As well as that, the greater diversity of crops on farms means there’s a wider spectrum of foods—like nectar, seeds, and fruit—to sustain birds of different species. (Under intensified agricultural plots, the researchers documented a 28% decline in nectar-consuming birds, suggesting that food wasn’t available for these birds.) Plus, diversified farms are more likely to be set within more natural forested surrounds—which can also further buffer against extremes—as opposed to monoculture, which typically involves the conversion of huge stretches of the landscape into just one crop.
To make their findings, the researchers looked at four environs in Costa Rica—from lowland to premontane forest—and then pinpointed three types of habitat to analyse within each: monoculture crops like sugarcane and pineapple plantations with little or no other types of vegetation nearby; diversified agriculture which included more than one crop type, and was usually within 500 meters of remnant forest; and untouched natural forest. The data they gathered spanned the wet and dry seasons, and was drawn from bird surveys taken over the two decades—incorporating almost 300,000 sightings—as well as daily measures of precipitation and temperature in each locale.
Birds are helpful yardsticks of environmental change—and so these findings could have relevance for other wildlife, the researchers say. “Farms that are good for birds are also good for other species. We can use birds as natural guides to help us design better agricultural systems.”

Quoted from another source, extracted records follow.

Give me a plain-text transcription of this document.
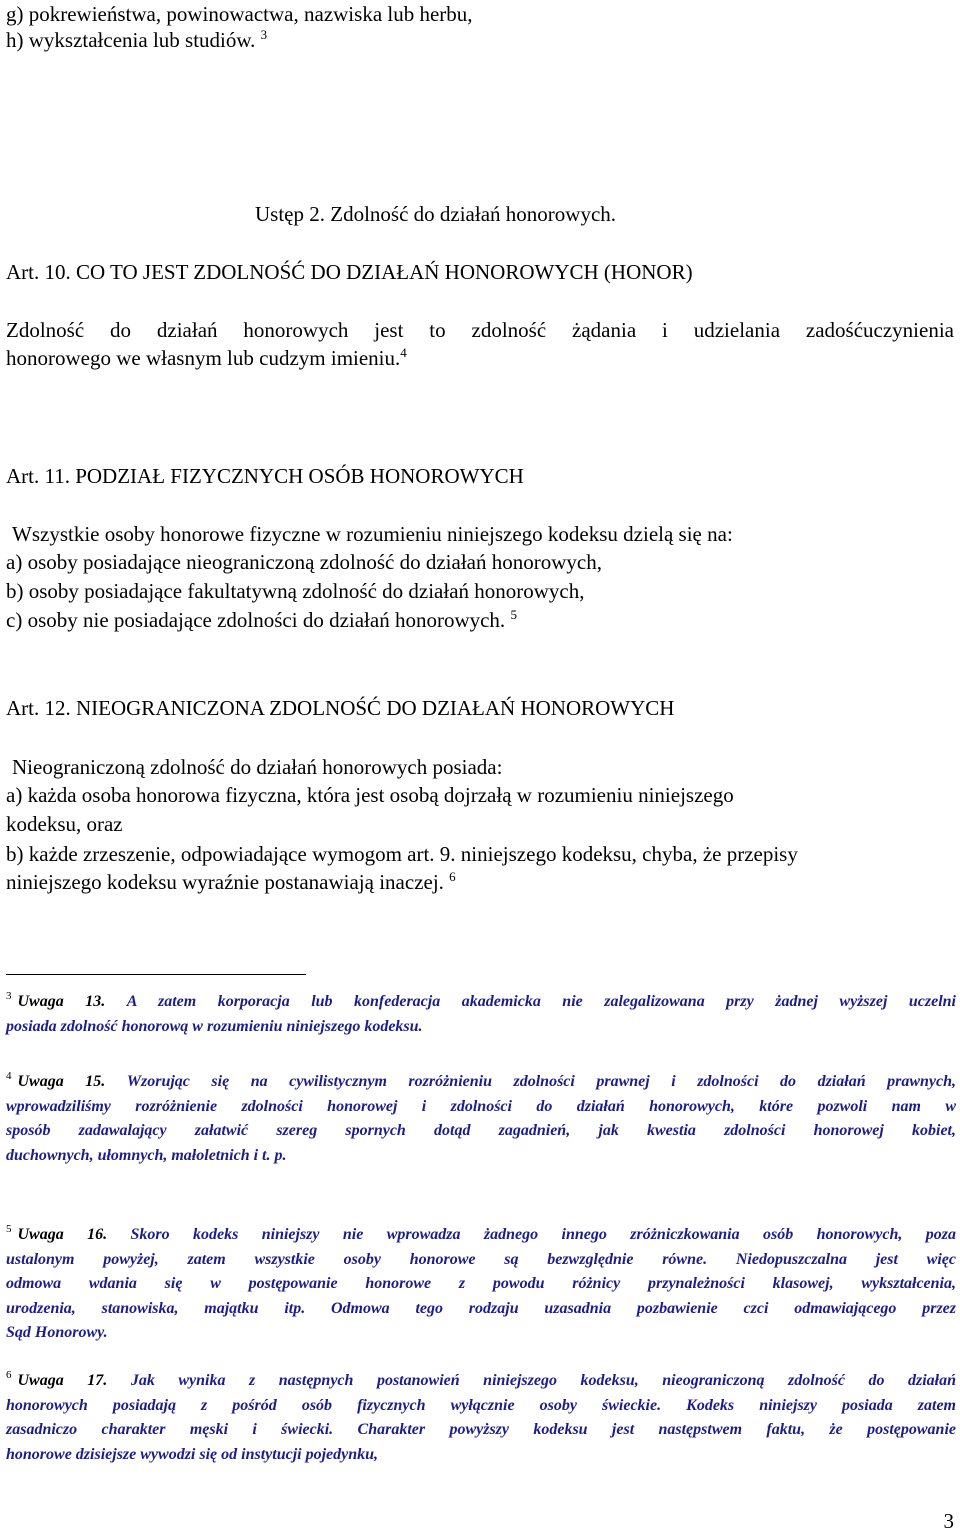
g) pokrewieństwa, powinowactwa, nazwiska lub herbu,
h) wykształcenia lub studiów. $^3$
Ustęp 2. Zdolność do działań honorowych.
Art. 10. CO TO JEST ZDOLNOŚĆ DO DZIAŁAŃ HONOROWYCH (HONOR)
Zdolność do działań honorowych jest to zdolność żądania i udzielania zadośćuczynienia
honorowego we własnym lub cudzym imieniu.$^4$
Art. 11. PODZIAŁ FIZYCZNYCH OSÓB HONOROWYCH
Wszystkie osoby honorowe fizyczne w rozumieniu niniejszego kodeksu dzielą się na:
a) osoby posiadające nieograniczoną zdolność do działań honorowych,
b) osoby posiadające fakultatywną zdolność do działań honorowych,
c) osoby nie posiadające zdolności do działań honorowych. $^5$
Art. 12. NIEOGRANICZONA ZDOLNOŚĆ DO DZIAŁAŃ HONOROWYCH
Nieograniczoną zdolność do działań honorowych posiada:
a) każda osoba honorowa fizyczna, która jest osobą dojrzałą w rozumieniu niniejszego
kodeksu, oraz
b) każde zrzeszenie, odpowiadające wymogom art. 9. niniejszego kodeksu, chyba, że przepisy
niniejszego kodeksu wyraźnie postanawiają inaczej. $^6$
$^3$ Uwaga 13. A zatem korporacja lub konfederacja akademicka nie zalegalizowana przy żadnej wyższej uczelni
posiada zdolność honorową w rozumieniu niniejszego kodeksu.
$^4$ Uwaga 15. Wzorując się na cywilistycznym rozróżnieniu zdolności prawnej i zdolności do działań prawnych,
wprowadziliśmy rozróżnienie zdolności honorowej i zdolności do działań honorowych, które pozwoli nam w
sposób zadawalający załatwić szereg spornych dotąd zagadnień, jak kwestia zdolności honorowej kobiet,
duchownych, ułomnych, małoletnich i t. p.
$^5$ Uwaga 16. Skoro kodeks niniejszy nie wprowadza żadnego innego zróżniczkowania osób honorowych, poza
ustalonym powyżej, zatem wszystkie osoby honorowe są bezwzględnie równe. Niedopuszczalna jest więc
odmowa wdania się w postępowanie honorowe z powodu różnicy przynależności klasowej, wykształcenia,
urodzenia, stanowiska, majątku itp. Odmowa tego rodzaju uzasadnia pozbawienie czci odmawiającego przez
Sąd Honorowy.
$^6$ Uwaga 17. Jak wynika z następnych postanowień niniejszego kodeksu, nieograniczoną zdolność do działań
honorowych posiadają z pośród osób fizycznych wyłącznie osoby świeckie. Kodeks niniejszy posiada zatem
zasadniczo charakter męski i świecki. Charakter powyższy kodeksu jest następstwem faktu, że postępowanie
honorowe dzisiejsze wywodzi się od instytucji pojedynku,
3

Yet, while wildlife was the study’s focus, the researchers are keen to emphasize that diversified farms provide benefits for people, too. Growing more than one crop is also a way for farmers to diversify their incomes, and can insulate them against extreme weather events like intense drought, as well as diseases, which tend to rip through monoculture plots so much more easily.
Agriculture can never replace nature: as the study showed, nothing can compete with the richness and biodiversity encountered within complex, virgin forest. But with the reality of shrinking protected areas around the world, in many cases farmland becomes the next best thing for beleaguered wildlife. Facing these difficult dilemmas, the way we farm could make a world of difference for wildlife—and ultimately, for us, the researchers suggest. “Local farming practices really matter in protecting biodiversity and building climate resilience.”